Deployment check (./checks/kube/deployment.sh
)
This script checks the status of a Helm deployment in the specified namespace, ensuring that all required containers are present and ready. You can customize the list of containers to check based on your deployment topology.
./checks/kube/deployment.sh -n camunda-primary -d camunda -c "zeebe,zeebe-gateway,web-modeler"
Connectivity check (./checks/kube/connectivity.sh
)
This script verifies Kubernetes connectivity and associated configuration, checking for the presence of services and ingresses that conform to the required specifications.

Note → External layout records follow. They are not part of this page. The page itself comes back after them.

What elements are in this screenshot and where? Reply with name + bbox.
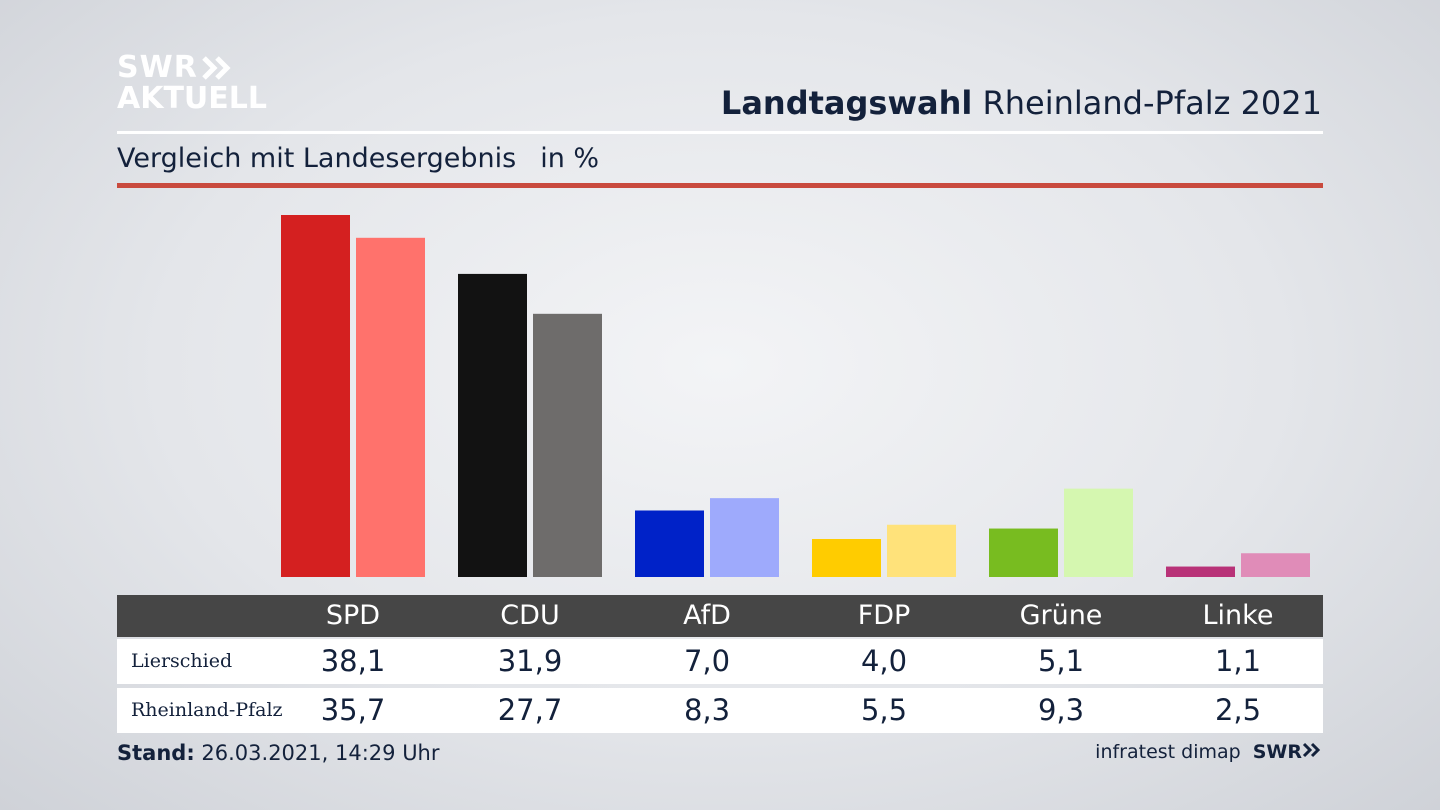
logo-text-swr: SWR (117, 50, 198, 85)
white-divider (117, 131, 1323, 134)
stand-value: 26.03.2021, 14:29 Uhr (201, 741, 440, 765)
column-header-spd: SPD (325, 600, 381, 631)
column-header-fdp: FDP (857, 600, 911, 631)
bar-spd-rheinland-pfalz (356, 237, 425, 577)
chart-subtitle: Vergleich mit Landesergebnis in % (117, 143, 599, 174)
footer-logo-text: SWR (1252, 741, 1302, 763)
table-row-rheinland-pfalz: Rheinland-Pfalz 35,7 27,7 8,3 5,5 9,3 2,5 (117, 688, 1323, 733)
value-cdu-rheinland-pfalz: 27,7 (497, 693, 563, 727)
page-title: Landtagswahl Rheinland-Pfalz 2021 (721, 84, 1322, 122)
timestamp: Stand: 26.03.2021, 14:29 Uhr (117, 741, 440, 765)
value-fdp-lierschied: 4,0 (860, 644, 908, 678)
subtitle-text: Vergleich mit Landesergebnis (117, 143, 517, 174)
column-header-linke: Linke (1202, 600, 1274, 631)
value-fdp-rheinland-pfalz: 5,5 (860, 693, 908, 727)
column-header-gruene: Grüne (1019, 600, 1103, 631)
bar-linke-lierschied (1166, 566, 1235, 577)
row-label: Rheinland-Pfalz (131, 699, 283, 721)
value-spd-rheinland-pfalz: 35,7 (320, 693, 386, 727)
footer-swr-logo: SWR (1253, 741, 1322, 763)
title-rest: Rheinland-Pfalz 2021 (982, 84, 1322, 122)
row-label: Lierschied (131, 650, 233, 672)
results-table: SPD CDU AfD FDP Grüne Linke Lierschied 38,1 31… (117, 595, 1323, 733)
stand-label: Stand: (117, 741, 195, 765)
bar-afd-lierschied (635, 510, 704, 577)
bar-linke-rheinland-pfalz (1241, 553, 1310, 577)
value-linke-rheinland-pfalz: 2,5 (1214, 693, 1262, 727)
column-header-afd: AfD (683, 600, 731, 631)
bar-gruene-rheinland-pfalz (1064, 488, 1133, 577)
bar-cdu-lierschied (458, 273, 527, 577)
red-divider (117, 183, 1323, 188)
value-gruene-rheinland-pfalz: 9,3 (1037, 693, 1085, 727)
table-row-lierschied: Lierschied 38,1 31,9 7,0 4,0 5,1 1,1 (117, 639, 1323, 684)
bar-cdu-rheinland-pfalz (533, 313, 602, 577)
column-header-cdu: CDU (500, 600, 560, 631)
bar-fdp-lierschied (812, 538, 881, 577)
swr-aktuell-logo: SWR AKTUELL (117, 52, 267, 114)
source-credit: infratest dimap SWR (1095, 741, 1322, 763)
table-header-row: SPD CDU AfD FDP Grüne Linke (117, 595, 1323, 637)
value-afd-lierschied: 7,0 (683, 644, 731, 678)
value-spd-lierschied: 38,1 (320, 644, 386, 678)
logo-text-aktuell: AKTUELL (117, 81, 268, 116)
bar-afd-rheinland-pfalz (710, 498, 779, 577)
subtitle-unit: in % (540, 143, 600, 174)
bar-chart (281, 215, 1310, 577)
value-linke-lierschied: 1,1 (1214, 644, 1262, 678)
bar-fdp-rheinland-pfalz (887, 524, 956, 577)
source-text: infratest dimap (1095, 741, 1241, 763)
value-gruene-lierschied: 5,1 (1037, 644, 1085, 678)
bar-gruene-lierschied (989, 528, 1058, 577)
double-chevron-icon (202, 55, 232, 80)
value-cdu-lierschied: 31,9 (497, 644, 563, 678)
value-afd-rheinland-pfalz: 8,3 (683, 693, 731, 727)
title-bold: Landtagswahl (720, 84, 973, 122)
bar-spd-lierschied (281, 215, 350, 577)
double-chevron-icon (1302, 741, 1322, 763)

./checks/kube/connectivity.sh -n camunda-primary
Zeebe connectivity scripts
These scripts focus on verifying the connectivity and health of Zeebe components within your deployment. You can check token generation, gRPC connectivity, and other essential aspects of your Zeebe setup.

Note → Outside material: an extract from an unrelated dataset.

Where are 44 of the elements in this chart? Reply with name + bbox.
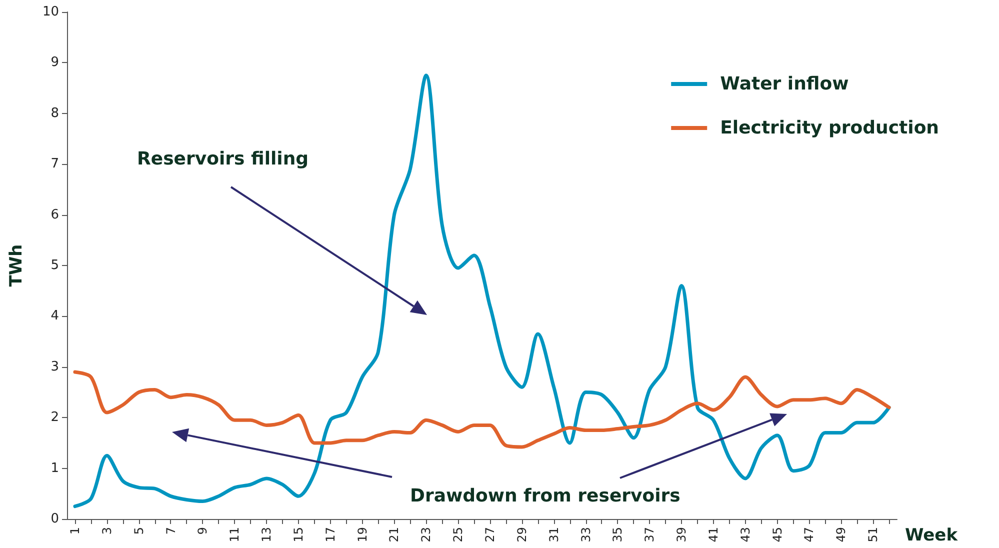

gRPC Zeebe check (./checks/zeebe/connectivity.sh
)
This script verifies connectivity to a Zeebe instance using HTTP/2 and gRPC protocols, providing insights into the health and status of your Zeebe deployment.
./checks/zeebe/connectivity.sh -a https://local.distro.example.com/auth/realms/camunda-platform/protocol/openid-connect/token -i myclientid -s 0Rn28VrQxGNxowrCWe6wbujwFghO4990 -u zeebe.distro.example.com -H zeebe.local.distro.example.com:443
Find more information on how to register your application on Identity.
IRSA configuration check
The AWS EKS IRSA configuration scripts are focused on verifying the correct setup of IAM Roles for Service Accounts (IRSA) within your Kubernetes deployment on AWS. These scripts ensure that your Kubernetes service accounts are correctly associated with IAM roles, allowing components like PostgreSQL, OpenSearch, and others in your deployment to securely interact with AWS resources.

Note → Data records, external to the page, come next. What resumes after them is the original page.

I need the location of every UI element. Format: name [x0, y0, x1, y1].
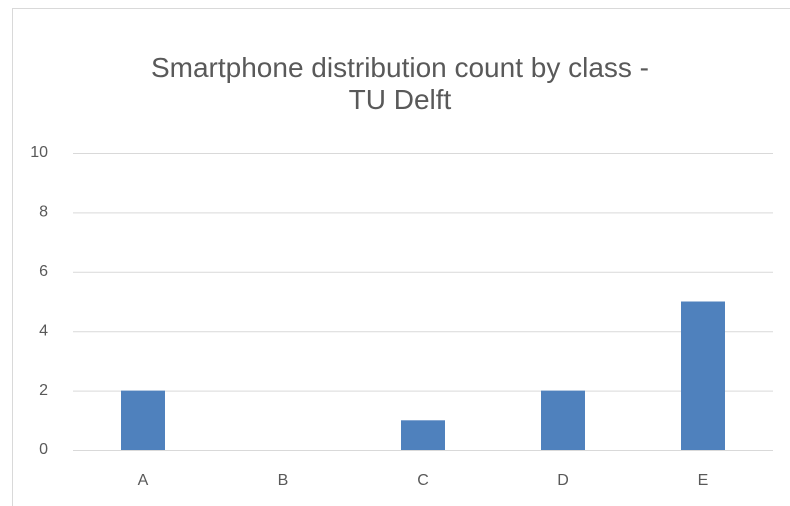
- bar: [401, 420, 445, 450]
- x-tick-label: A: [138, 472, 149, 489]
- y-tick-label: 8: [39, 204, 48, 221]
- y-tick-label: 0: [39, 441, 48, 458]
- y-tick-label: 6: [39, 263, 48, 280]
- chart-frame: [12, 8, 790, 506]
- x-tick-label: C: [417, 472, 429, 489]
- bar: [541, 390, 585, 450]
- y-tick-label: 4: [39, 322, 48, 339]
- x-tick-label: B: [278, 472, 289, 489]
- x-tick-label: D: [557, 472, 569, 489]
- y-tick-label: 10: [30, 144, 48, 161]
- chart-title: Smartphone distribution count by class -…: [150, 52, 650, 115]
- y-tick-label: 2: [39, 382, 48, 399]
- bar: [121, 390, 165, 450]
- x-tick-label: E: [698, 472, 709, 489]
- bar: [681, 301, 725, 450]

For detailed usage instructions and setup information, please refer to the IRSA guide.
Interpretation of the results
Each script produces an output indicating the status of individual checks, which can be either [OK]
, which signals a healthy status, or [FAIL]
, which signals an unhealthy status.
While the scripts continue execution even if a check fails, it may be necessary to review the logs to identify the failed element.
At the end of each script, a global check status is provided, indicating whether any tests failed and the corresponding error code. For example:
[FAIL] ./checks/zeebe/connectivity.sh: At least one of the tests failed (error code: 5).
Handling errors
If a check fails, it indicates a deviation from the expected configuration on a normal setup. Resolving the error involves studying the failed check and applying the best practices outlined in the documentation (use the search feature to find the associated recommendation for a failed check).
For example:
[FAIL] None of the ingresses contain the annotation nginx.ingress.kubernetes.io/backend-protocol: GRPC, which is required for Zeebe ingress.
The error message suggests adjusting the Ingress configuration to include the required annotation. One can also explore the source of the script to have a better understanding of the reason for the failure.
Sometimes, some checks may not be applicable to your setup if it's custom (for example, with the previous example the Ingress you use may not be ingress-nginx).